PAST ACTION – 2013 – April 18: Presentation: Women’s Experiences and Narratives in Guyana and Guatemala

Challenging the Neoliberal Development Paradigm: Women’s Experiences and Narratives in Guyana and Guatemala

WHEN: Thursday, April 18 – 6-8pm

WHERE: OISE, 252 Bloor St W, Toronto, Rm 5-250

The rhetoric of development is often deployed as a means of legitimizing neoliberal projects. This event examines the ways that neoliberalism, as a set of policies and a governing logic, has differential impacts on the lives of women in the global South, examining two specific cases.

Michelle Baobala (MA Candidate Development Studies, York University) will address the disjuncture between the Millennium Development Goals’ (MDG) rhetoric of gender equality, implementation on the ground and the lived realities of urban Guyanese women.
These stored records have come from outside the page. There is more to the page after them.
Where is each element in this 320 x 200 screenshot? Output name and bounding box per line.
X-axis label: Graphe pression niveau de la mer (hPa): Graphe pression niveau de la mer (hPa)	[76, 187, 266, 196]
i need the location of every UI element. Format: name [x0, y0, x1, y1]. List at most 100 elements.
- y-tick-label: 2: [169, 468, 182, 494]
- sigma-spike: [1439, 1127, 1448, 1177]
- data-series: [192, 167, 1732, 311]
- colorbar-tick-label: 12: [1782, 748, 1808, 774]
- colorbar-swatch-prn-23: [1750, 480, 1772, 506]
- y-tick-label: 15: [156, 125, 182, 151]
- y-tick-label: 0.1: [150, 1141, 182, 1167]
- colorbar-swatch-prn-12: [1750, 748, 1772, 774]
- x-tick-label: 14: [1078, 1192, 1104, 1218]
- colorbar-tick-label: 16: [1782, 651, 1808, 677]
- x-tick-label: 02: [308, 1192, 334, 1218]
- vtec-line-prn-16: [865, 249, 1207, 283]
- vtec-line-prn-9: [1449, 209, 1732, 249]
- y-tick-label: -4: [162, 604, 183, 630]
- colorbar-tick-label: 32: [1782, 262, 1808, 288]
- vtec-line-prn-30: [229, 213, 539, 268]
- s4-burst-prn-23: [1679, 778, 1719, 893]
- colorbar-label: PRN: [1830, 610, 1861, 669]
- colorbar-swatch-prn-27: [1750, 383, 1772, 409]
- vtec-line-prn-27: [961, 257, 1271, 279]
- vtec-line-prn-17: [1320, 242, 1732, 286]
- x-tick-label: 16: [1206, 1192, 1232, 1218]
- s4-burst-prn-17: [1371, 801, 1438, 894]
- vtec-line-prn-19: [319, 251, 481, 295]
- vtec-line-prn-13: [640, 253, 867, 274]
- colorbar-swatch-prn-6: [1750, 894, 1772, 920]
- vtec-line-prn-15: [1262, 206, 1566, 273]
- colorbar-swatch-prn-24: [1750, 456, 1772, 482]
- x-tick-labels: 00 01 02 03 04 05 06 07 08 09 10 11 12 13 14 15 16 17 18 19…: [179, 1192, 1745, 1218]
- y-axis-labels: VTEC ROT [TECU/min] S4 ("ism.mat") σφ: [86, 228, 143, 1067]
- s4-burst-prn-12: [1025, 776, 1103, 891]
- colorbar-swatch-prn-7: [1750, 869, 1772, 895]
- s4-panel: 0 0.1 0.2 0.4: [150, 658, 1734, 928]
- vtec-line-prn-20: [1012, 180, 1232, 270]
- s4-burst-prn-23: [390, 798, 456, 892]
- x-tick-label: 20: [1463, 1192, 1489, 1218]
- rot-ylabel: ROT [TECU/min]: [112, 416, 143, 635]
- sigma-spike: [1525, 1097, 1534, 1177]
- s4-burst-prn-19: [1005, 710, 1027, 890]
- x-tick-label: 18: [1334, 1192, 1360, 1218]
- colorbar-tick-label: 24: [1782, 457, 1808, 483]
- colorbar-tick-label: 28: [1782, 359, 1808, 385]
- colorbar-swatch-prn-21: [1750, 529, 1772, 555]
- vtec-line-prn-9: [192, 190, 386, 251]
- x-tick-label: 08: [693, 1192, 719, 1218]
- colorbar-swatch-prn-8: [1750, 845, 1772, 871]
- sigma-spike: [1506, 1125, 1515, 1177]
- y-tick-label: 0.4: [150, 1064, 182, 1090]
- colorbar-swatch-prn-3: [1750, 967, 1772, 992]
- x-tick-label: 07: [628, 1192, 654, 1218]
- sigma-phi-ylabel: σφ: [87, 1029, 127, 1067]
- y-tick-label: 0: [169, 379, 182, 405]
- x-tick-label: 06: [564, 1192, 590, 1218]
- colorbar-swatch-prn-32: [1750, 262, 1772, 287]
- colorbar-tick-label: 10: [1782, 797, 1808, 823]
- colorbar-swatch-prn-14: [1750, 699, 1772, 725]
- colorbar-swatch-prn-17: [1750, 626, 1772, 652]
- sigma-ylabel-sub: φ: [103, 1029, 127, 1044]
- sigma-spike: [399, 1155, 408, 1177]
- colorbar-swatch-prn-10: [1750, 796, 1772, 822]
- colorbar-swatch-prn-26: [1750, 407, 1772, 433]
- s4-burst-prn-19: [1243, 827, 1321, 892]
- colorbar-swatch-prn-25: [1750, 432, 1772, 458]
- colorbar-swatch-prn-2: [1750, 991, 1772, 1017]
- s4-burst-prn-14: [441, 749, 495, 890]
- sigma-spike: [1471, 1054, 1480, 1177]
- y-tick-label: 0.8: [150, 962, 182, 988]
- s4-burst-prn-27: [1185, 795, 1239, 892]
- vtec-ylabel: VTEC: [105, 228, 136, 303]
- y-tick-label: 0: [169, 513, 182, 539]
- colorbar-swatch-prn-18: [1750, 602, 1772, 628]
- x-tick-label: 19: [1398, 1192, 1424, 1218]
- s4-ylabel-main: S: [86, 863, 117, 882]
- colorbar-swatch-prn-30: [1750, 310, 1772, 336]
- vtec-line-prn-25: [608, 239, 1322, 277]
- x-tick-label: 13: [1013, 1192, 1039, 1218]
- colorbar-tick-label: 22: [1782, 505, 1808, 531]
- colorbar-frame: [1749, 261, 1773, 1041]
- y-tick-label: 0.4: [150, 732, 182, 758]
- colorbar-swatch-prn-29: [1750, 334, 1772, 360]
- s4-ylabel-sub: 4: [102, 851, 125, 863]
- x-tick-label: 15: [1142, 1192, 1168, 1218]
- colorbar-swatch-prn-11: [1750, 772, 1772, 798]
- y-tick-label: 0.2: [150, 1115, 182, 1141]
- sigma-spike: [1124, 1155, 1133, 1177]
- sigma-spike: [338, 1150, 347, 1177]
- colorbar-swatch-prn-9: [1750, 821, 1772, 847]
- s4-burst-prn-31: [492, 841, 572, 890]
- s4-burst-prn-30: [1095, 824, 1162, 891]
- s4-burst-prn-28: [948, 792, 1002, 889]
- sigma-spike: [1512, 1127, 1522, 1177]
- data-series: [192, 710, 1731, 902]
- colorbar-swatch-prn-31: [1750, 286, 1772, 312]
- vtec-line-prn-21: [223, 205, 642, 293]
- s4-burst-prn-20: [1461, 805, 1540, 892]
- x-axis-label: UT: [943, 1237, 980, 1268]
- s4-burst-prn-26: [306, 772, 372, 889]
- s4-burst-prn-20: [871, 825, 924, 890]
The MDG’s are significant, as the global framework by which the international donor community adheres, underpinned by a neoliberalizing logic.

Stacey Gomez (MA Candidate Development Studies, York University) will share the struggle of Maya women in defense of territory in San Juan Sacatepéquez, Guatemala. Since 2006, the Movement of the 12 Communities has been contesting a project entailing resource extraction and cement production, the initiative of Guatemalan company Cementos Progreso, allied with transnational capital. She will discuss the ways Maya women’s lives have changed since 2006, as well as their participation in resistance efforts. In Guatemala, mining, as well as other megaprojects are touted as forms of development, often meeting resistance from communities who contest this vision.

Their presentations will highlight alternative understandings of development, different conceptions of solidarity, and transformation of research into change. After brief presentations, there will be time for a question and answer period, as well as a discussion.